Last week Google was revealed to have not told the truth about their collection of personal customer data which places an enormous question mark about their truthfulness and the authenticity of their organisation’s well publicised values. Can Google be trusted?

Innocent drinks have had an interesting few years struggling with similar issues. In 2007 they were censured by the Advertising standards authority in 2007 in a story covered by the Guardian, about the health properties of their smoothies which led them to withdraw their claims. Two years later, this was reversed by the ASA who then concluded that their drinks did constitute 2 of one’s 5 -a-day requirement. But in-between times they launched their “This Water” brand which also ran foul of the ASA due to its sugar content.

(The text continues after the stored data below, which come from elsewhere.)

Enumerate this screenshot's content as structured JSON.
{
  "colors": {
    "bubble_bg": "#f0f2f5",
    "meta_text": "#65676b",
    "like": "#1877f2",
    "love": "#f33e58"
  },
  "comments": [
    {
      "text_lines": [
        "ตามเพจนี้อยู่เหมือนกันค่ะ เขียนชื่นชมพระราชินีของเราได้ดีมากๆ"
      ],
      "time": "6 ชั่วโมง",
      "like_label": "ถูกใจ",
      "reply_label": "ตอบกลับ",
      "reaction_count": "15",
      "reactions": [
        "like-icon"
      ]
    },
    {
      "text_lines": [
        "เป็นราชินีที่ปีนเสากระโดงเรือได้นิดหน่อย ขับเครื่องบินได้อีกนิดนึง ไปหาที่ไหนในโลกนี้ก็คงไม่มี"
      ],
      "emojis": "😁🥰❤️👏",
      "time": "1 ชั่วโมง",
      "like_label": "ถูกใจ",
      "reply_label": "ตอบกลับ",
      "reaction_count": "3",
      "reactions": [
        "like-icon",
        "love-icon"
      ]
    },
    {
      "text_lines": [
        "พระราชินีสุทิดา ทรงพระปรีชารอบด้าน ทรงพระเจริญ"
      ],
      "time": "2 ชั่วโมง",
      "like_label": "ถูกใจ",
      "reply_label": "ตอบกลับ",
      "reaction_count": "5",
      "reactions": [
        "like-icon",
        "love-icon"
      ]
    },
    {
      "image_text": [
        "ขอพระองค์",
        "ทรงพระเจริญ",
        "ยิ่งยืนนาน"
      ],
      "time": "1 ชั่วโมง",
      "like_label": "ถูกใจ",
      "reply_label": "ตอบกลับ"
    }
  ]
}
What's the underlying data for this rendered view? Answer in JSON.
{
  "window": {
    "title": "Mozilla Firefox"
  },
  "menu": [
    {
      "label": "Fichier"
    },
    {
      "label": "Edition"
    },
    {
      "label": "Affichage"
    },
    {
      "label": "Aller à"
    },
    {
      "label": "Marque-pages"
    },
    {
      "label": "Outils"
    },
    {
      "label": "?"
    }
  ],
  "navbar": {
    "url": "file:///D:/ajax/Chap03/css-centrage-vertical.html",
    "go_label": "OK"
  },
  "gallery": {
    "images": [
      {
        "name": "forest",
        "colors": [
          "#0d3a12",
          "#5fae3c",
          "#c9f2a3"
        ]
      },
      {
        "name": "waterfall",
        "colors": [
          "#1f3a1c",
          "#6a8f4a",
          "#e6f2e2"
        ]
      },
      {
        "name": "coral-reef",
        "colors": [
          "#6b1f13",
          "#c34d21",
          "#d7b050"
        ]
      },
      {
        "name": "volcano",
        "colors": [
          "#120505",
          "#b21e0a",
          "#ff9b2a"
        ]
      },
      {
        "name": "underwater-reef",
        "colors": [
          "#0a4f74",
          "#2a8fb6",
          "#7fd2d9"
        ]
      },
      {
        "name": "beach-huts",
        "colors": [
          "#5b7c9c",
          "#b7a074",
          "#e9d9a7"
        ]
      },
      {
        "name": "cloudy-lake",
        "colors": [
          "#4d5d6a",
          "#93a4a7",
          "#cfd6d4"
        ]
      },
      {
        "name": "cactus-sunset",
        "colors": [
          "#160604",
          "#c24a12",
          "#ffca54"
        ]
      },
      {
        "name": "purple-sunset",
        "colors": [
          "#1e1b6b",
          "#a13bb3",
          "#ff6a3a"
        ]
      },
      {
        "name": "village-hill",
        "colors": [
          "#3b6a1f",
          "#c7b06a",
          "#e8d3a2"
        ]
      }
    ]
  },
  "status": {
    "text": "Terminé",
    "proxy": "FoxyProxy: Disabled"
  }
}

The ASA deemed its marketing to be “misleading”.

As a parent, I am concerned about the way the food industry markets products, especially ones that children buy so I welcome an active and robust regulator in the ASA. Innocent on the other hand does not seem to be very smart about making sure it doesn’t run up against them and twice in two years did just that.

In both cases you could argue the problem was one of interpretation but it seems incredible that a brand trading on the values it does, does not pay a lot more attention to ensuring the claims it makes will not run into such opposition.

For me it still calls into question the authenticity of their brand promise, especially “This Water” which was found to contain 30-42g of added sugar in a 400ml bottle. But even if they genuinely care about their purpose and are fighting interpretations, they are certainly not acting Innocent but more Naive. That’s not a recipe to sustain long-term brand success.